= Aqua City (ship) =

Aqua City was a bulk carrier that operated commercially with a combined engine and sail propulsion system from 1984 onwards.

==Background==

Following the decline of "classic" sailing cargo shipping, and in light of high bunker fuel prices during the oil crises of the mid-1970s and early 1980s, systems were developed worldwide to reduce fuel consumption on otherwise conventional cargo ships using sails.

In mid-1979, the Mini Daigo, a sailing motor vessel of only 83 GRT, was launched, successfully testing a similar sail system. This basic concept was further developed and implemented in 1980 on the considerably smaller sailing motor tanker Shin Aitoku Maru by Nippon Kokan in cooperation with JAMDA (Japan Machinery Development Association).

==History==

Based on the experience gained, the Aqua City was built in 1984 by the Japanese Nippon Kokan K.K. shipyard in Tsurumi. The mixed motor-sail operation was carried out for an extended period without any significant problems. However, in the 1990s, the sail system was dismantled because the increasing maintenance and repair requirements of the sails, combined with the lower bunker fuel prices at that time, no longer allowed for efficient regular operation.

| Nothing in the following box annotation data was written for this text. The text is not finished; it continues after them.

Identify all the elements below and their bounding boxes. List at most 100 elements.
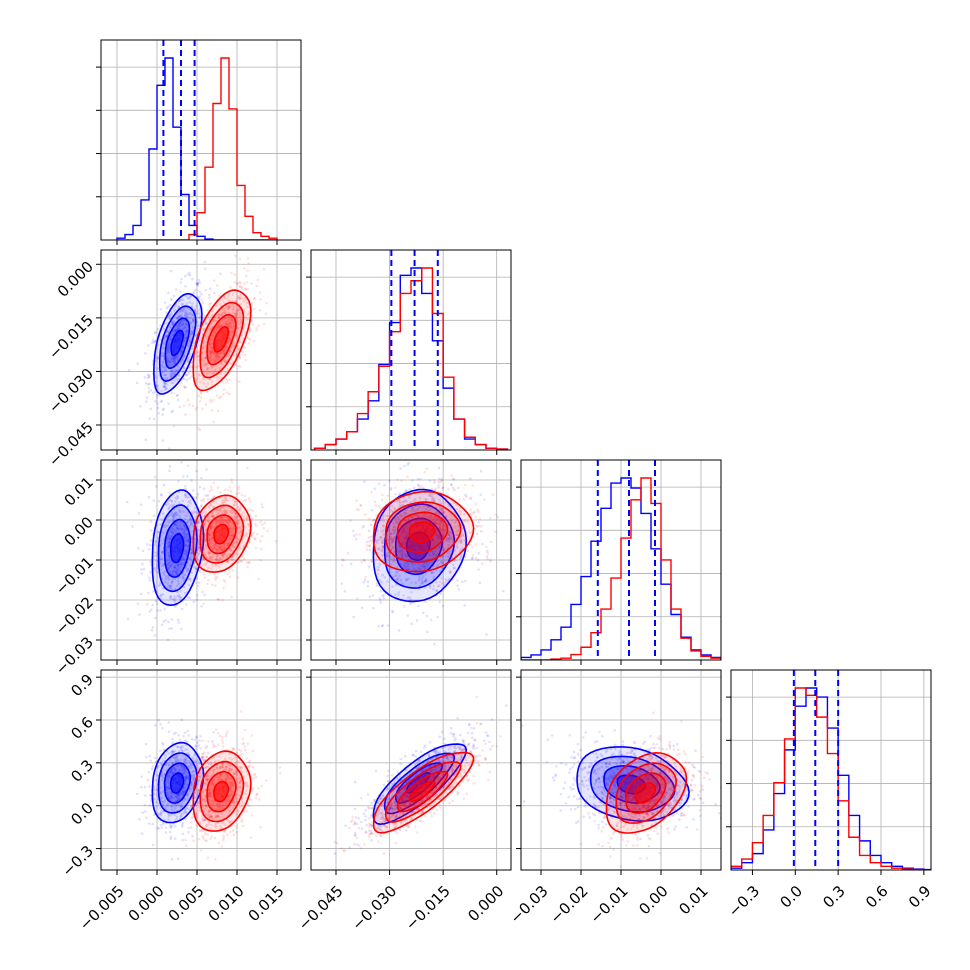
sample-point-red [208,302,211,306]
sample-point-red [432,542,436,546]
sample-point-red [408,595,412,599]
sample-point-red [220,826,223,830]
sample-point-red [186,545,190,548]
sample-point-blue [176,525,179,529]
sample-point-red [241,350,244,354]
sample-point-blue [419,477,422,481]
sample-point-red [216,766,219,770]
sample-point-blue [179,590,182,593]
sample-point-blue [406,564,410,568]
sample-point-blue [392,559,396,562]
sample-point-blue [195,555,198,558]
sample-point-red [478,517,482,521]
sample-point-blue [203,767,206,770]
sample-point-blue [363,559,366,562]
sample-point-red [210,814,213,818]
sample-point-red [232,344,235,348]
sample-point-red [237,326,240,330]
sample-point-red [203,576,207,579]
sample-point-red [236,282,239,285]
sample-point-blue [386,624,390,627]
sample-point-blue [144,743,148,746]
sample-point-blue [166,781,169,784]
sample-point-blue [212,731,215,734]
sample-point-red [218,767,222,770]
sample-point-blue [177,323,181,327]
sample-point-blue [456,533,459,537]
sample-point-blue [167,447,171,450]
sample-point-red [216,549,219,552]
sample-point-blue [167,314,171,318]
sample-point-blue [151,765,155,768]
sample-point-blue [195,741,199,744]
sample-point-blue [189,555,193,559]
sample-point-red [381,545,385,549]
sample-point-blue [427,561,431,565]
sample-point-blue [172,381,175,385]
sample-point-red [221,556,225,559]
sample-point-blue [162,407,165,411]
sample-point-blue [190,332,194,336]
sample-point-red [250,302,254,305]
sample-point-red [223,580,227,583]
sample-point-blue [174,571,177,574]
sample-point-red [209,792,212,795]
sample-point-blue [198,295,201,299]
sample-point-blue [437,545,441,549]
sample-point-blue [160,774,163,777]
sample-point-blue [189,312,192,315]
sample-point-blue [172,767,176,770]
sample-point-red [209,545,212,549]
sample-point-red [227,306,230,310]
sample-point-red [356,597,359,600]
sample-point-red [209,350,212,353]
sample-point-blue [170,298,174,302]
sample-point-red [234,552,237,556]
sample-point-red [455,542,459,545]
sample-point-red [201,790,204,794]
sample-point-blue [176,563,180,567]
sample-point-blue [169,337,172,340]
sample-point-blue [148,754,152,758]
sample-point-blue [424,600,427,603]
sample-point-blue [400,556,404,560]
sample-point-blue [186,544,190,548]
sample-point-blue [147,375,151,379]
sample-point-blue [164,381,167,385]
contour-red [408,521,436,543]
sample-point-red [434,505,438,509]
sample-point-red [240,800,244,803]
sample-point-blue [391,540,395,543]
sample-point-red [209,400,213,404]
sample-point-red [214,319,218,323]
sample-point-blue [164,368,167,372]
sample-point-blue [368,595,372,599]
sample-point-red [225,345,228,348]
sample-point-blue [168,498,172,502]
sample-point-blue [371,594,375,597]
sample-point-blue [164,366,167,370]
sample-point-blue [187,577,191,581]
sample-point-red [228,321,232,325]
sample-point-red [235,812,238,816]
sample-point-blue [186,345,190,348]
sample-point-red [450,474,453,477]
sample-point-blue [190,783,194,786]
sample-point-red [454,521,458,524]
sample-point-blue [186,539,190,542]
sample-point-red [235,352,239,356]
sample-point-red [209,485,213,489]
sample-point-blue [204,288,208,292]
sample-point-blue [154,778,158,782]
sample-point-red [202,345,205,349]
sample-point-blue [432,551,436,555]
contour-red [192,289,252,392]
sample-point-red [389,486,393,490]
sample-point-blue [154,356,158,359]
sample-point-blue [397,591,401,594]
sample-point-blue [172,503,175,506]
sample-point-blue [157,718,160,722]
sample-point-blue [170,356,173,360]
sample-point-red [430,538,434,541]
sample-point-blue [214,542,217,546]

In 1990, the ship was renamed Hua Tu, in 1997 Galvanic, in 2006 Merida, and finally in 2011 Wan Tai. After several changes of ownership and name, the ship was finally scrapped in September 2013.

==Sail Arrangement==

The two automatically controlled, rigid, but foldable JAMDA sails, developed by N.K.K., were attached to two forward masts and were designed to provide fuel savings of between 10 and 30 percent.